C, E-flat and G entered a bar.

The bartender said, “Sorry, I don’t serve minors”.

The E-flat left and the C and G had an open fifth between them.

After a few drinks, the fifth was diminished and the G was out flat.

An F entered and tried to augment the situation but was not sharp enough.

A D entered and excused himself to the bathroom, saying “I’ll be just a second”.

An A entered but the bartender wasn’t convinced that this relative of C was not a minor.

Then the bartender noticed a B-flat hiding at the end of the bar. “Get out right now’ he yelled “you’re the seventh minor I’ve found in this bar tonight”.

The next night the E-flat returned to the bar in a 3 piece suit. The bartender said “You’re looking sharp tonight. This could be a major development”.

This was the case, when the E-flat took off the suit and stood there au natural.

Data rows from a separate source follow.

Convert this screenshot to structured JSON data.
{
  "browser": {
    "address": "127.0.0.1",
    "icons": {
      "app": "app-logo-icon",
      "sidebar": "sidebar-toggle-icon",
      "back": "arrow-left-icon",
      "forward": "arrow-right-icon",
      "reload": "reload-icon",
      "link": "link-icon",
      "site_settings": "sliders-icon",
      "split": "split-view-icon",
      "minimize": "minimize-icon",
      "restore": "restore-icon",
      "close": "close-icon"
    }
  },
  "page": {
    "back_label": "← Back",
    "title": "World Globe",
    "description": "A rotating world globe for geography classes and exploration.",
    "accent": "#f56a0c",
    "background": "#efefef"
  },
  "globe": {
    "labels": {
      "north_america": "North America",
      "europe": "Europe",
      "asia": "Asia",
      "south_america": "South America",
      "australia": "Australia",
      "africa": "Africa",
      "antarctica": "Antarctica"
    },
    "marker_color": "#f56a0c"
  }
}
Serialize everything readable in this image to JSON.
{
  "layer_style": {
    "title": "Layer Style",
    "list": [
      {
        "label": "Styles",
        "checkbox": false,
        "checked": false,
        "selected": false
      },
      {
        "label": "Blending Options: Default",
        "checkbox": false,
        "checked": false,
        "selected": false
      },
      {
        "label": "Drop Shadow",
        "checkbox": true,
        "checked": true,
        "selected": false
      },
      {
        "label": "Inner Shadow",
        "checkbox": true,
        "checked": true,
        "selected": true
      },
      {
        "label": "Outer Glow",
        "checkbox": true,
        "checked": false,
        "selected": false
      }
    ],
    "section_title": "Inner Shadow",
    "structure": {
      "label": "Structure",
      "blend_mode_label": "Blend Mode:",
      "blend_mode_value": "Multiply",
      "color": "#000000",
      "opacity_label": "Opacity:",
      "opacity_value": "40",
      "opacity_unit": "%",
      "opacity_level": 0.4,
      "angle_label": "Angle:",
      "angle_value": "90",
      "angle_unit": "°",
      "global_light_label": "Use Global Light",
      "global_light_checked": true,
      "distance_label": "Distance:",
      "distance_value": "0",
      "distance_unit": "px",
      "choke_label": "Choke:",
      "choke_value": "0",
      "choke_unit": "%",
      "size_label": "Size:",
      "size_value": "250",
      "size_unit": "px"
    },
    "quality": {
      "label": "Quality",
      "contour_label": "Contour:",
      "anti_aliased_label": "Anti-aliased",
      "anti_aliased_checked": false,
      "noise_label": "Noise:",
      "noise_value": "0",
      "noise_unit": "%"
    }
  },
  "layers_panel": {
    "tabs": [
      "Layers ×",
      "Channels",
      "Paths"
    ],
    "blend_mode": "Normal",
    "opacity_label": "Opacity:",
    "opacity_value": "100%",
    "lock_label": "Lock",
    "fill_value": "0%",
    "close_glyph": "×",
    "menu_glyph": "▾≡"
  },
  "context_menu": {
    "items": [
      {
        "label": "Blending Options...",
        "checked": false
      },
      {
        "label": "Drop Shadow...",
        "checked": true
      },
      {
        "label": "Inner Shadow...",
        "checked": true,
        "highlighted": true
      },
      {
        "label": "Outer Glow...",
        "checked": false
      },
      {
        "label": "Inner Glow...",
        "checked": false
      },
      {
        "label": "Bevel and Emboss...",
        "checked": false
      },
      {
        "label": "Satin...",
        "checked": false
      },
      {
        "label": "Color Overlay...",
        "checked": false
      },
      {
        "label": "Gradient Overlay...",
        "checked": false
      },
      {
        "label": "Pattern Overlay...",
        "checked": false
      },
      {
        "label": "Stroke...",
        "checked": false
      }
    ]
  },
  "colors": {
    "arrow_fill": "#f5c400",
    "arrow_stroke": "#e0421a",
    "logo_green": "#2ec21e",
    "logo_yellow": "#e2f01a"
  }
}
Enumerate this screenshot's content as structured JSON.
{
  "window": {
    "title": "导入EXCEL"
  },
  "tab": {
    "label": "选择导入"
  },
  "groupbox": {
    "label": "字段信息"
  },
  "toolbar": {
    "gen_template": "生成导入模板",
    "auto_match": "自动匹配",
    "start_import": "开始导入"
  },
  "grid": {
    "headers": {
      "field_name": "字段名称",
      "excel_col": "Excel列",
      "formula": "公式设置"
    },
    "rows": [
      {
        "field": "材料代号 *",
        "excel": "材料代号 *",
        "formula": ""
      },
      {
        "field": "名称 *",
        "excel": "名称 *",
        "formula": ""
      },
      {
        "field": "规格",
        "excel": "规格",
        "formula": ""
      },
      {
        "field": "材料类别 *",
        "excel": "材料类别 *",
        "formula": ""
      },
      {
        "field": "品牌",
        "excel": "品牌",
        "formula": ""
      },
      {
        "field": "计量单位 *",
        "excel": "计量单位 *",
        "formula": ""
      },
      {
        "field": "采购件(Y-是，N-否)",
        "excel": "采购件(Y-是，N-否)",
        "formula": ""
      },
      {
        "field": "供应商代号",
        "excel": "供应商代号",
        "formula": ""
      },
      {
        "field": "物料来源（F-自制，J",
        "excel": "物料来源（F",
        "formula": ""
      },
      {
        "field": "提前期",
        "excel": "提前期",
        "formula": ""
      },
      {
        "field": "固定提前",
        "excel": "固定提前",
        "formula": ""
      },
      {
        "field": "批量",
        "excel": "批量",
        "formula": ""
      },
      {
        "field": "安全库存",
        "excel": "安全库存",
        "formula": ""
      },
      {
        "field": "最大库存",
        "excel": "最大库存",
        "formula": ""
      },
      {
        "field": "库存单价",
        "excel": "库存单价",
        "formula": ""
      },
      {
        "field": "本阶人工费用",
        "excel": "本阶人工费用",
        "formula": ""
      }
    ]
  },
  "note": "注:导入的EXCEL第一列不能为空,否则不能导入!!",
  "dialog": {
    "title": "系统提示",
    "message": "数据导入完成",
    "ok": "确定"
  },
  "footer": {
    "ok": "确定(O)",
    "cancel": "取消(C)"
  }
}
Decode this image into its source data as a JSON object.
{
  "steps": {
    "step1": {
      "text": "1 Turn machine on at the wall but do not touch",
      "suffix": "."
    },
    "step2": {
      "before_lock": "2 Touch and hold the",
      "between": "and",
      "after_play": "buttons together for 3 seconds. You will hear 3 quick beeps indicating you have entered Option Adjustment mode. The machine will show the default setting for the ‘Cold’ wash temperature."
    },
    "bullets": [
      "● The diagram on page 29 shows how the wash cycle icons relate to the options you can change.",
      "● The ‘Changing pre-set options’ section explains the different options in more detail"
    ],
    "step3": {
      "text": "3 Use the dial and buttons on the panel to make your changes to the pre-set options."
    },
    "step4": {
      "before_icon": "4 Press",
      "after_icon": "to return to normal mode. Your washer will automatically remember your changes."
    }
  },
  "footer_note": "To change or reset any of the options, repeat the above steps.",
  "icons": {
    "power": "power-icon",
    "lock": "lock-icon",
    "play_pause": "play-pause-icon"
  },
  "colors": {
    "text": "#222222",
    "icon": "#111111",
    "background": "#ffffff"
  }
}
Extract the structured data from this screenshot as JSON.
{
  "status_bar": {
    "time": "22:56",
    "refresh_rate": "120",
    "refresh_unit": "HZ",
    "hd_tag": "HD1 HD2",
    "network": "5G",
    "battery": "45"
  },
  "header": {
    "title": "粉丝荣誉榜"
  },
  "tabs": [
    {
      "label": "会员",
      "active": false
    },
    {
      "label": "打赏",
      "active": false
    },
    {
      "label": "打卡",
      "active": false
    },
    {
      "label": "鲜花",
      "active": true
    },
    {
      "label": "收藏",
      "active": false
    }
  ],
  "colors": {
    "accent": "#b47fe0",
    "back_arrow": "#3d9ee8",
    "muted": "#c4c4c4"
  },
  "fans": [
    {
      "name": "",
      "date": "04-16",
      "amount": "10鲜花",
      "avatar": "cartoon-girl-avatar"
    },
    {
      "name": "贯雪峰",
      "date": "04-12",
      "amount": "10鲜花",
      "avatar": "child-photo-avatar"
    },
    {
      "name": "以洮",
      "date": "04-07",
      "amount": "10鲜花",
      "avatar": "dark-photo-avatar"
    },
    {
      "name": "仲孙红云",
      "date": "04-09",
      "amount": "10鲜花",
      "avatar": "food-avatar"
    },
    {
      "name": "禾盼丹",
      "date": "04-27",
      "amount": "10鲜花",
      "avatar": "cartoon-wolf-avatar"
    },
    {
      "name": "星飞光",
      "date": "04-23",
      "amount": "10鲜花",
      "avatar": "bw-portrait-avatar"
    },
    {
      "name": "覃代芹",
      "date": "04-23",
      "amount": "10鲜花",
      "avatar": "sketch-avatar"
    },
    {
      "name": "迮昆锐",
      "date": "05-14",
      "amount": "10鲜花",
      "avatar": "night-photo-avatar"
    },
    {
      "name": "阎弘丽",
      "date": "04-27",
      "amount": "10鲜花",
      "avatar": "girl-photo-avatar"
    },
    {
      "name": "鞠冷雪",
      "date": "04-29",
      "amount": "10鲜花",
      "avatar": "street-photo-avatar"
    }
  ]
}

Eventually the C sobered up and realized he was under a rest.

He was brought to trial, found guilty of contributing to the diminution of a minor, and was sentenced to ten years of D.S. without the the possibility of a coda.

On appeal, he was found innocent of any wrongdoing, even accidental, because the accusation was bassless.

The bartender decided he needed a rest—and closed the bar

 
Avatar Stefano Administrator 44 post(s)

I needed a chuckle this morning. I’ve copied this post and started a new thread called “Jazz/Music Humor” under the General Jazz Discussion topic. Seemed like humor deserved a place of its own.